As first year medical student Zoe Weiss, a first-year HST MD-PhD student, whois enrolled in the course, explains, “my medical school classmates and I could be involved in future decisions about implementing AI in hospitals, so learning the fundamentals of how AI works will help us shape how it’s used for the benefit of our patients.”

The Explainability Challenge

A lot of machine learning systems are so-called “black boxes,” meaning humans can’t understand or explain precisely how a result was generated. 

Explainability is a bigger concern in healthcare than in “traditional” computer science settings, says Stultz. “Computer scientists who don't work in the area of medicine will sometimes say that explainability isn’t so important,” he says, “but when you speak to clinicians and patients, they unambiguously say that explainability is highly important.”

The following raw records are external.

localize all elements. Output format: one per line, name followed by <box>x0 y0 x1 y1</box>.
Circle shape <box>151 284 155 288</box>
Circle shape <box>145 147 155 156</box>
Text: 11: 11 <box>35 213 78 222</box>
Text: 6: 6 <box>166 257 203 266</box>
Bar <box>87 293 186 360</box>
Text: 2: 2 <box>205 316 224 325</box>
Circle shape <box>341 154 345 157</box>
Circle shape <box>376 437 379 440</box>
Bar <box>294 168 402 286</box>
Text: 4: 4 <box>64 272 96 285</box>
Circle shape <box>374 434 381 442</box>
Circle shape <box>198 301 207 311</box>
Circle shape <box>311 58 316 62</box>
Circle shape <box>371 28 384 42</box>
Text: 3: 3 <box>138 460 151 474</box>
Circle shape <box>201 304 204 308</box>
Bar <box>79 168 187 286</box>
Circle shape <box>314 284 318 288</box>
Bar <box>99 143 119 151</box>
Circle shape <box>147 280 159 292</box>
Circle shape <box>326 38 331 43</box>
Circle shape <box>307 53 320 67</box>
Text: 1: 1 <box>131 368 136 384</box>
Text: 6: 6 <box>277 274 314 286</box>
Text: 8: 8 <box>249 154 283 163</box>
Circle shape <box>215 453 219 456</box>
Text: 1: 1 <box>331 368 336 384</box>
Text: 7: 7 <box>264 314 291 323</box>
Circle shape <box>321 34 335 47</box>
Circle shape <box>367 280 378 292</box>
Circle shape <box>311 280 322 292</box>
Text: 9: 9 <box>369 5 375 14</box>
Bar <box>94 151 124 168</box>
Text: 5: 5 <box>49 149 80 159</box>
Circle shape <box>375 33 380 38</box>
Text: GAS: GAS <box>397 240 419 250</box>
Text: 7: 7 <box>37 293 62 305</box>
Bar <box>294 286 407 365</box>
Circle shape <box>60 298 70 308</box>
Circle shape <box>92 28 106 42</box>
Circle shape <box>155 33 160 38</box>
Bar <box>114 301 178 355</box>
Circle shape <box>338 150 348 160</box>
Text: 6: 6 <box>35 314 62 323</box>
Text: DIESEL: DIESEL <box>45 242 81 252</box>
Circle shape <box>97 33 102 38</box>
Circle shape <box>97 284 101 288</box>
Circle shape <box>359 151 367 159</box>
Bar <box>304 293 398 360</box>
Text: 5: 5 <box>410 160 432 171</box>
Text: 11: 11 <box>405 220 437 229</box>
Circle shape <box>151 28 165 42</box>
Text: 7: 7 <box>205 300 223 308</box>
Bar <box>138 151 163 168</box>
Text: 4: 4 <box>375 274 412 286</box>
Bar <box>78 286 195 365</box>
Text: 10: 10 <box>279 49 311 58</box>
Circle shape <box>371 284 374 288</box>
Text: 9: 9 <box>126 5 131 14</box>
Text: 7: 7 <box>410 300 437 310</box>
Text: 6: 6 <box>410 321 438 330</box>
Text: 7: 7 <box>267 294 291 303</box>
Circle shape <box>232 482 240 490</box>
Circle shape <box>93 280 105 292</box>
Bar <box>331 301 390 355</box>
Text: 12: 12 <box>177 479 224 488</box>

Clinicians must be able to explain the computational methods used to reach a result, know what the benefits and risks are to patients, and “have the ability to communicate all of that in a manner that engenders trust that they’re doing things in the best interest of patients,” says Stultz. 

The “Biased Data” Challenge

Data sets used to train computational models often reflect the biases within humans. “The algorithms we develop inherit our biases.  This is not a nefarious statement, but just a statement of fact demonstrated by countless studies,” says Stultz. “Bias [in AI] can be very nuanced and very challenging to decipher.”

Andrew Castillo, also first-year HST MD-PhD student, has developed ways to evaluate computational models for bias: “the course has taught me to ask critical questions to ensure patient safety. Has a model been tested for bias? Do I anticipate it will work for the patient in front of me? What are the risks if the model is wrong? These key questions help ensure that AI actually improves patient care rather than unintentionally harms it.”

Angelo Kayser-Browne, HST MD ’28, agrees: “only by acknowledging that a model can perpetuate the biases of the society that created it can we begin to ensure that AI is geared toward breaking down systems of discrimination rather than continuing them.”

A New Discipline

“Artificial intelligence as applied to healthcare is a new scientific discipline that continues to evolve,” says Stultz. “The best learning experiences within this new discipline occur when you bring together individuals who speak different languages [computer science and patient care]. The resulting ‘information transfer’ leads to something new that benefits healthcare providers, computer scientists, and ultimately patients.”

Kayser-Browne offers a final word: “Innovation in the world of AI and healthcare obviously demands technical expertise, but it also requires a humanistic vision and the wisdom to ask the ‘right’ questions. It’s important to remember that the purpose of these models is to help human beings in a practical way.”